The Two-Update Problem: Monotonicity

In his posts (1, 2) on the two-update problem, Abram Demski discussed a problem we see in existing proposals for logical priors. The existing proposals for logical priors work from a base theory $T$ , and construct probability distributions $P_{T}$ , which represent a probability distributions on completions of that theory. The two-update problem is that it is not necessarily the case that $P_{T} (ϕ) = P_{\emptyset} (ϕ | T)$ . This gives us two updates: One from putting sentences in the base theory, and one by performing a Bayesian update. Here, I want to talk about a weaker requirement for families of logical priors, where we only require that adding consequences of $ϕ$ to the base theory does not decrease the probability of $ϕ$ .

We say that a family of logical priors $P_{T}$ is monotonic if whenever $T ⊢ ϕ \to s$ for all $s \in S$ , then $P_{T} (ϕ) \leq P_{T \cup S} (ϕ)$ . That is to say, if we only update on assumptions which are logical consequences of $ϕ$ , then the probability of $ϕ$ should only go up.

(I mentioned this before as one of the desirable properties in this post)

Theorem: The Demski prior is monotonic.

Proof: When sampling for the Demski prior with base theory $T$ , for each infinite sequence of sentences sampled, either all the sentences in $S$ are accepted as not contradicting previously sampled sentences or not.

In the case where all of the sentences in $S$ are accepted, If we were to consider sampling the same infinite sequence of sentences for the Demski prior with base theory $T \cup S$ , then we would get the same complete theory in the end. Therefore, if we condition on the assumption that the infinite sequence causes all sentences in $S$ to be accepted when the base theory is $T$ , the probability that $ϕ$ is accepted when the base theory is $T$ is the same as the probability that $ϕ$ is accepted when the base theory is $T \cup S$ .
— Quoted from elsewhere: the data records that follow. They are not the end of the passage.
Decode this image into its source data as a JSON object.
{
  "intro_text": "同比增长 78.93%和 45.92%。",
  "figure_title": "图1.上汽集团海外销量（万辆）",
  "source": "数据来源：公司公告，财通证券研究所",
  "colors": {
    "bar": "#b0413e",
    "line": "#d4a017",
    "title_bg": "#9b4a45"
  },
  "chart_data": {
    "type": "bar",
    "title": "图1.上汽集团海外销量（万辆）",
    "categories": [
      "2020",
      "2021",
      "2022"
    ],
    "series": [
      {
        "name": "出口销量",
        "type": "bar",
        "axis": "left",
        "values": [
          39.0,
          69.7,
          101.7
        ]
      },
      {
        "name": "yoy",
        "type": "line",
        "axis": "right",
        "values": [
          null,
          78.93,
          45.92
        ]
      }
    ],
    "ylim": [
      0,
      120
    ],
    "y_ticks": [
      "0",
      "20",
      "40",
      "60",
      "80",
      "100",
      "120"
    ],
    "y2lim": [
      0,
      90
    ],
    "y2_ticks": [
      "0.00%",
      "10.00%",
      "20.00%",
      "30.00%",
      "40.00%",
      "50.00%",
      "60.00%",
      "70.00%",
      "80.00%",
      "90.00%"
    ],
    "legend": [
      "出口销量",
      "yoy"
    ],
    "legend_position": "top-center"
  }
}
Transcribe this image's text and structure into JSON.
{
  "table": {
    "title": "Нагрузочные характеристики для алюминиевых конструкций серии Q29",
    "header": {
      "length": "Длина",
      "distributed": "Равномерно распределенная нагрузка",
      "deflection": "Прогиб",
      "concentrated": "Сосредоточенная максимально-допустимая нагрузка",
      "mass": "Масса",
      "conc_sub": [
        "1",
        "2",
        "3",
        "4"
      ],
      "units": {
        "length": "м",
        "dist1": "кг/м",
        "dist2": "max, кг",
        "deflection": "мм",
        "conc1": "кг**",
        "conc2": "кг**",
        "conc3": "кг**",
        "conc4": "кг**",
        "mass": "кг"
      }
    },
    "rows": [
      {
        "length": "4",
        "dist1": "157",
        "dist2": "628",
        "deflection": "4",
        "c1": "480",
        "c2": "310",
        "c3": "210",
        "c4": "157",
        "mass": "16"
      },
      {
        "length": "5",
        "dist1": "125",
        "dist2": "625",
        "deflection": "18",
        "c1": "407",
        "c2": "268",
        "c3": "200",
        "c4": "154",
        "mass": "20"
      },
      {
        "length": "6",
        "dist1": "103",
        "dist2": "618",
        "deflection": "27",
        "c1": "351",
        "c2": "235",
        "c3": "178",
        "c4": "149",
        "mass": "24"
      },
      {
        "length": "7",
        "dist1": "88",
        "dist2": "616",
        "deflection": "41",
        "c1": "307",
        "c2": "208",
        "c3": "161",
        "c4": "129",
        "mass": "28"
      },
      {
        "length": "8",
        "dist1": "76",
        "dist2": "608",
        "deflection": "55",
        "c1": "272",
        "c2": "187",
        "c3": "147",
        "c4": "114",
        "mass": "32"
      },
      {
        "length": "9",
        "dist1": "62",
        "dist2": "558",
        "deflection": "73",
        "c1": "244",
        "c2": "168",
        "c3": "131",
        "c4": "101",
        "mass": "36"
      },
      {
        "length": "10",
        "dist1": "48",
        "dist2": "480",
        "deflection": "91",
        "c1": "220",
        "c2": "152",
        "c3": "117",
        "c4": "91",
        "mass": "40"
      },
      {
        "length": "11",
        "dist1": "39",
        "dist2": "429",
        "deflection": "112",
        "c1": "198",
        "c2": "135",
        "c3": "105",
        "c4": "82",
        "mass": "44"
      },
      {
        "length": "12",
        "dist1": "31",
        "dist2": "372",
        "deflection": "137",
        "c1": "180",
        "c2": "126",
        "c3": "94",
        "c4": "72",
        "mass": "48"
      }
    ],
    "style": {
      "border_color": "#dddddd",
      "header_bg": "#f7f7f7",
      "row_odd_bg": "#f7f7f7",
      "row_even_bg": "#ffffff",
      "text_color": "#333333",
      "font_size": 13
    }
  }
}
On the other hand, if we condition on the assumption that the infinite sequence does not causes all sentences in $S$ to be accepted when the base theory is $T$ , then the probability that $ϕ$ is accepted when the base theory is $T$ is 0, while the probability that $ϕ$ is accepted when the base theory is $T \cup S$ is non-negative.

Therefore, the probability that $ϕ$ is accepted when the base theory is $T$ is less than or equal to the probability that $ϕ$ is accepted when the base theory is $T \cup S$ . $□$

Theorem: The Worst Case Bayes prior is not monotonic

Proof Sketch: Let $A$ and $B$ be two simple and independent sentences. We will consider a weighting on sentences such that $A$ and $B$ have very large weight, the four sentences $A \land B$ , $A \land \neg B$ , $\neg A \land B$ , and $\neg A \land \neg B$ have much smaller weight, and all other sentences have negligible weight.

$T$ will be the empty theory, and $S$ will be the theory consisting of just the sentence $A \lor B$ . Note that $(A \land B) \to (A \lor B)$ , so monotinicity would imply that $P_{\emptyset} (A \land B) \leq P_{A \lor B} (A \land B)$ .

Note that in $P_{\emptyset}$ , $A$ and $B$ will each be given probability about ¹⁄₂, and the 4 conjunctions will each be given probability about ¹⁄₄.

However, in $P_{A \land B}$ , $A$ and $B$ will each be given probability about ¹⁄₂. This is because the only two sentences with large weight are $A$ and $B$ , by symmetry they should be given the same probability, and if that probability is far from ¹⁄₂, they will have a worse score when $A$ is true and $B$ is false.

Since $A$ is given probability near ¹⁄₂, $\neg A \land B$ will also be given probability near ¹⁄₂, since exactly one of $A$ and $\neg A \land B$ is true. Similarly $A \land \neg B$ will get probability near ¹⁄₂. However, this means that $A w e d g e B$ will be left with probability near 0, since exactly one of $A \land B$ , $A \land \neg B$ , and $\neg A \land B$ is true.

What happens here is that the probabilities assigned to $A$ and $B$ will both be slightly greater than ¹⁄₂, so in the case where both are true, the Bayes score will be much larger from the contribution from those sentences, and so maximizing the worst case Bayes score, we trade some of our Bayes score in that world for Bayes score in other worlds by making the probability of $A w e d g e B$ small. $□$

The fact that the monotonicity is possible and the Worst Case Bayes prior does not achieve it is the reason I have abandoned the Worst Case Bayes prior and have now thought about it much for the last year.